"Forse sei già felice e non lo sai" P. Borzacchiello: 6
Sono d'accordo, per esperienza personale, con il 99,9% delle cose scritte, ma il modo di porsi dell'autore è di una spocchia e saccenza tale, da essere riuscito ad irritarmi!
Nel libro vengono smentite diverse teorie più o meno fantasiose, più o meno conosciute e propinate da centinaia di libri di auto aiuto/corsi motivazionali/ecc per il raggiungimento della propria felicità. L'autore, dopo averne sfruttato la popolarità e il ritorno economico che ne poteva derivare, torna sui suoi passi e le smentisce, tornando ad una visione molto più realistica di quello che può essere considerato realizzabile. Ognuno di noi ha un proprio campo di competenza, dei pregi, dei difetti, e dei limiti che possono essere superati, con impegno e determinazione, ma solo fino ad un certo punto. Inoltre inserisce nell'equazione della realizzazione della propria vita anche l'elemento imprevedibile fortuna/ sfortuna. Questo vuol dire che, nonostante i nostri migliori propositi e tutto l'impegno che possiamo mettere nella realizzazione di un'impresa, dobbiamo realisticamente fissare degli obiettivi raggiungibili, "goderci" il viaggio, cercando di rendercelo il più piacevole possibile, e provare ad apprezzare ogni singola minuscola stilla di felicità alternata a inevitabili periodi negativi.
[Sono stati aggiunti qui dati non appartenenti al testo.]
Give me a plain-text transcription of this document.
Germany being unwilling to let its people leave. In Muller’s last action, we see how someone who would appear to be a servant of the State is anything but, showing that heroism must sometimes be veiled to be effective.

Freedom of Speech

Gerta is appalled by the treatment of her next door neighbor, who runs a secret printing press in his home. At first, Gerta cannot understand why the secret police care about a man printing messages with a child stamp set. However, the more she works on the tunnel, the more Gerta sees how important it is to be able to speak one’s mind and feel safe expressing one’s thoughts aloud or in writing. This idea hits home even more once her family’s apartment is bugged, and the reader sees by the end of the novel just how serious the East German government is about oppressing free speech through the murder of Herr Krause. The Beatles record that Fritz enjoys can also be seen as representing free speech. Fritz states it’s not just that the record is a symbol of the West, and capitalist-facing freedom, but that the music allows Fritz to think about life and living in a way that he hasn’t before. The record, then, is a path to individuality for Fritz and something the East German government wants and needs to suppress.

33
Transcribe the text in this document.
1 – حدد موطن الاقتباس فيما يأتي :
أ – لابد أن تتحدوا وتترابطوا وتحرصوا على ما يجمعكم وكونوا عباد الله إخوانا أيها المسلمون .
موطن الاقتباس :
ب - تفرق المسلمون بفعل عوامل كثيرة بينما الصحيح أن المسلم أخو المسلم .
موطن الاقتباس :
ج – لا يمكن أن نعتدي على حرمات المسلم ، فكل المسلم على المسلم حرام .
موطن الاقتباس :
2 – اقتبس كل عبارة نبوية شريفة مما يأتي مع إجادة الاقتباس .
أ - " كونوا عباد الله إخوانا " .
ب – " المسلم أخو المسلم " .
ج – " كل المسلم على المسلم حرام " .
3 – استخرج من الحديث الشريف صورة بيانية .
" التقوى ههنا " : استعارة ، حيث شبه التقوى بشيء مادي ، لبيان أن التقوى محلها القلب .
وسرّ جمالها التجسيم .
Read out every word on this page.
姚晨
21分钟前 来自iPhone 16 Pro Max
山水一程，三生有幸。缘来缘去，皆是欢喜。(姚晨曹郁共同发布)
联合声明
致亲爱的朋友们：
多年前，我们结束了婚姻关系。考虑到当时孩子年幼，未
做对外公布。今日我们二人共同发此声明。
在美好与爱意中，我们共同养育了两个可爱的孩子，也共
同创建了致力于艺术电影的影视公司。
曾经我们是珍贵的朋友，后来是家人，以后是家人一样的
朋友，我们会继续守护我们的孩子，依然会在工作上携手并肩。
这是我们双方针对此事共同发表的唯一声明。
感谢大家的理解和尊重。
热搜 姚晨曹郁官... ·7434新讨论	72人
Se ad un certo punto del nostro cammino ci rendiamo conto che stiamo seguendo un percorso non nostro, ma fatto solo per convenzione o paura o per compiacere qualcun altro, è sacrosanto non ostinarci bensì abbandonarlo e intraprenderne un altro che ci renda più felici o soddisfatti.
Quindi: progetti realistici e realizzabili, capacità di autocritica, atteggiamento positivo e propositivo, ma pronto ad ogni colpo infausto del destino e tanto impegno e costanza.